Twelve people injured in the wreck spent the night at the hospital, she said this morning.
"Two of the students required surgery for their injuries," she said. "They came through surgery just fine."
Injuries suffered by the bus crash victims covered the gamut of trauma-related injuries, Hicks said.
"There were some neck and spinal injuries, there was a pretty serious scalp laceration, there were some broken bones, and there were some abdominal injuries," Hicks said.
Resources were strained when the influx of teenage patients started flowing into the hospital, but the medical staff responded well, Hicks said.
"The trauma surgeons who were in charge of the situation at JCMC were very much impressed by the coordination of effort by emergency services personnel who responded to the scene," Hicks said.
'CODE DELTA' PROTOCOL
JCMC instituted a disaster protocol called "Code Delta," she said.

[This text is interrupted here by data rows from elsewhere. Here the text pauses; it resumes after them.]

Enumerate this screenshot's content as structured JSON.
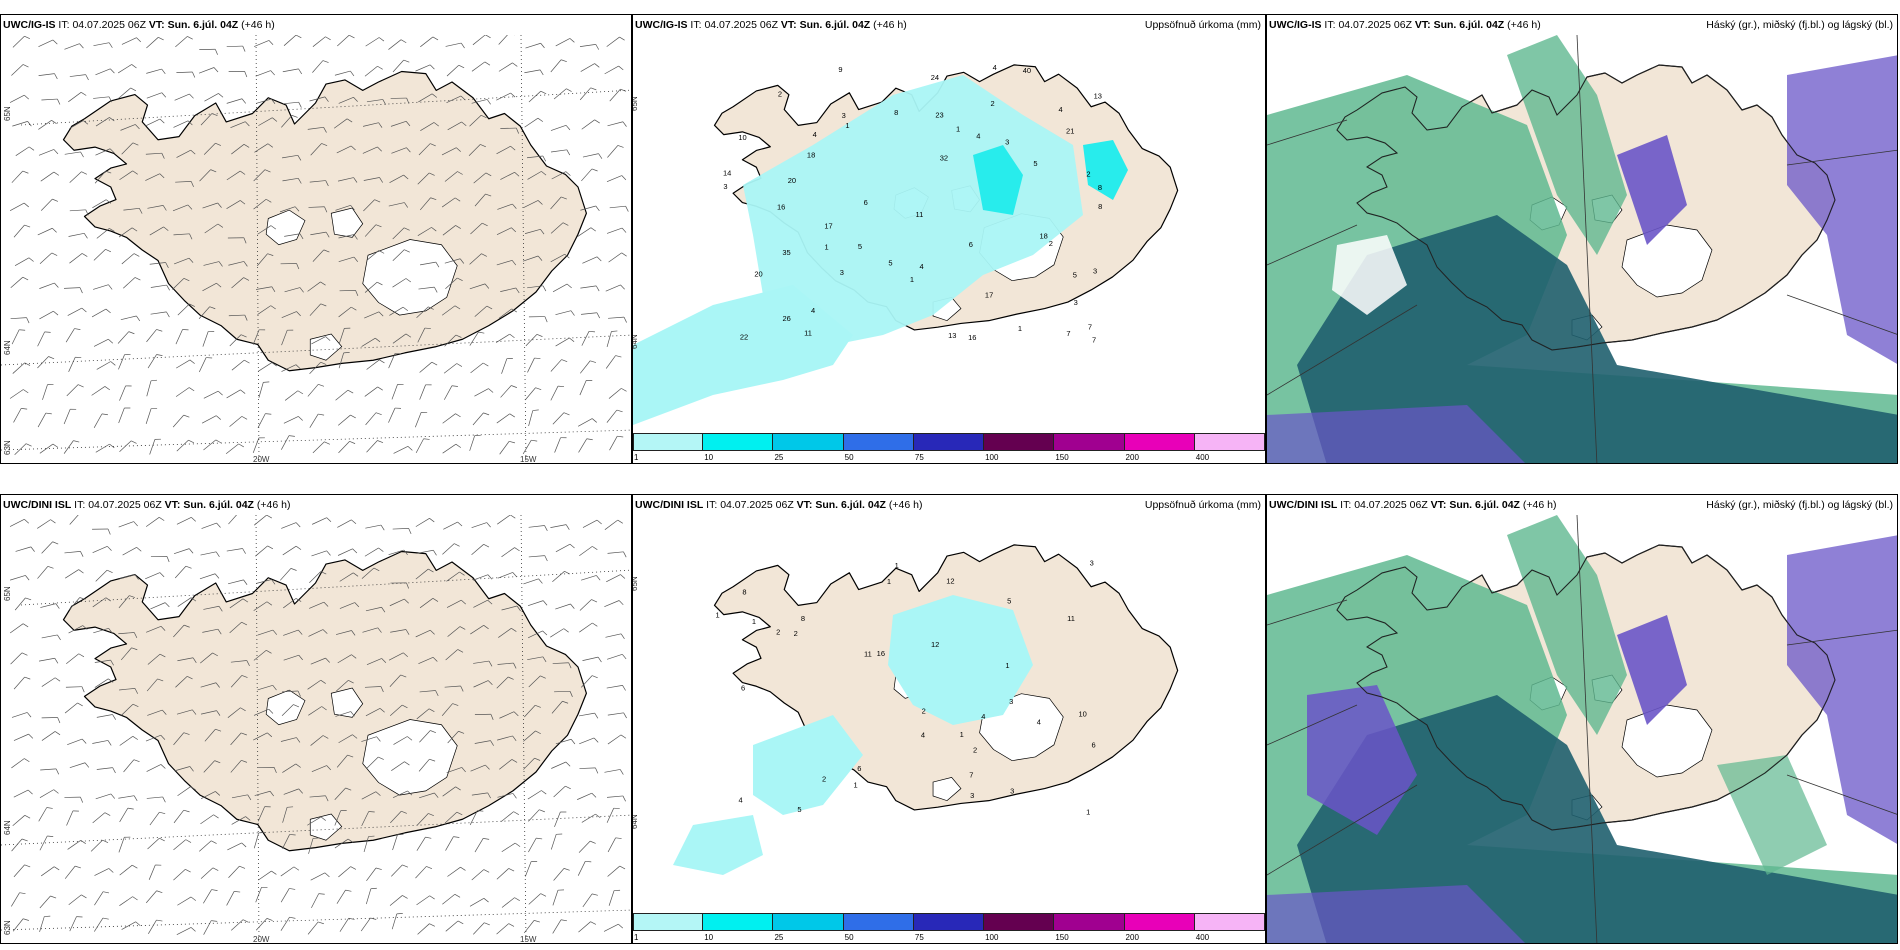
{
  "rows": [
    {
      "model": "UWC/IG-IS",
      "it_prefix": "IT:",
      "it": "04.07.2025 06Z",
      "vt_prefix": "VT:",
      "vt": "Sun. 6.júl. 04Z",
      "lead": "(+46 h)"
    },
    {
      "model": "UWC/DINI ISL",
      "it_prefix": "IT:",
      "it": "04.07.2025 06Z",
      "vt_prefix": "VT:",
      "vt": "Sun. 6.júl. 04Z",
      "lead": "(+46 h)"
    }
  ],
  "precip_title": "Uppsöfnuð úrkoma (mm)",
  "cloud_title": "Háský (gr.), miðský (fj.bl.) og lágský (bl.)",
  "lat_labels": [
    "65N",
    "64N",
    "63N"
  ],
  "lon_labels": [
    "20W",
    "15W"
  ],
  "colorbar": {
    "labels": [
      "1",
      "10",
      "25",
      "50",
      "75",
      "100",
      "150",
      "200",
      "400"
    ],
    "colors": [
      "#b4f6f6",
      "#00f0f0",
      "#00c8e8",
      "#2f6ee8",
      "#2828b8",
      "#640050",
      "#a00090",
      "#e800b8",
      "#f6b4f6"
    ]
  },
  "colors": {
    "land": "#f2e6d7",
    "precip_light": "#aaf6f6",
    "precip_mid": "#28ecec",
    "cloud_high": "#1f5f6e",
    "cloud_mid": "#5fb890",
    "cloud_low": "#6a55c8"
  },
  "precip_numbers_top": [
    "1",
    "2",
    "4",
    "8",
    "6",
    "3",
    "5",
    "4",
    "5",
    "4",
    "18",
    "2",
    "5",
    "3",
    "20",
    "11",
    "17",
    "14",
    "9",
    "8",
    "7",
    "23",
    "26",
    "35",
    "32",
    "40",
    "22",
    "17",
    "13",
    "13",
    "11",
    "7",
    "16",
    "24",
    "20",
    "3",
    "8",
    "6",
    "21",
    "18",
    "16",
    "10",
    "5",
    "4",
    "3",
    "2",
    "1",
    "3",
    "3",
    "4",
    "7",
    "4",
    "1",
    "2",
    "1",
    "1"
  ],
  "precip_numbers_bottom": [
    "1",
    "2",
    "4",
    "3",
    "2",
    "1",
    "7",
    "11",
    "5",
    "3",
    "12",
    "12",
    "16",
    "6",
    "5",
    "10",
    "8",
    "11",
    "4",
    "6",
    "8",
    "6",
    "4",
    "3",
    "2",
    "1",
    "1",
    "2",
    "1",
    "1",
    "1",
    "4",
    "3",
    "2",
    "1"
  ]
}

Additional staff was called in, including physicians.
"Our trauma team was there," Hicks said.
"It was a remarkably smooth process. Anytime you have a situation like this, tension is high, especially for parents at the scene," she said.
"I think that everybody was very happy with the way that it flowed. I think the situation went very well," Hicks added.
For parents such as Barbara Story, whose 17-year-old son, David, was on the bus, the minutes spent waiting for news about the crash at Mt. Wesley United Methodist Church were excruciating.
"It was very chaotic, very scary. I really wanted my son to get here to make sure he was OK," Story said.
When the two were reunited, "It was a very intense emotional moment," she said.
ASSIST FROM GREENE CO.
Greene County-Greeneville Emergency Medical Services assisted Washington County EMS personnel, who were stretched thin by the bus crash.
"We were called in on a mutual aid," local EMS Director Robert Sayne said.
One local EMS ambulance was stationed in Jonesborough to answer other medical calls, while another was on standby if needed, Sayne said.
Washington County school officials said classes were held today at David Crockett High School. Counseling was available for students.
Meanwhile, THP continues its investigation into the crash.
Investigation protocol requires a driver to submit to a blood test following a school bus crash, and the school district is looking at any safety issues that may be a factor, district spokeswoman Susan Kiernan said.
The district is keeping parents updated on the district website, http://www.wcde.org
Herrell, for one, hopes the investigation provides some answers.
"They were very brave kids," Herrell said. "Even if some of those kids might say they weren't hurt, they will feel it tomorrow."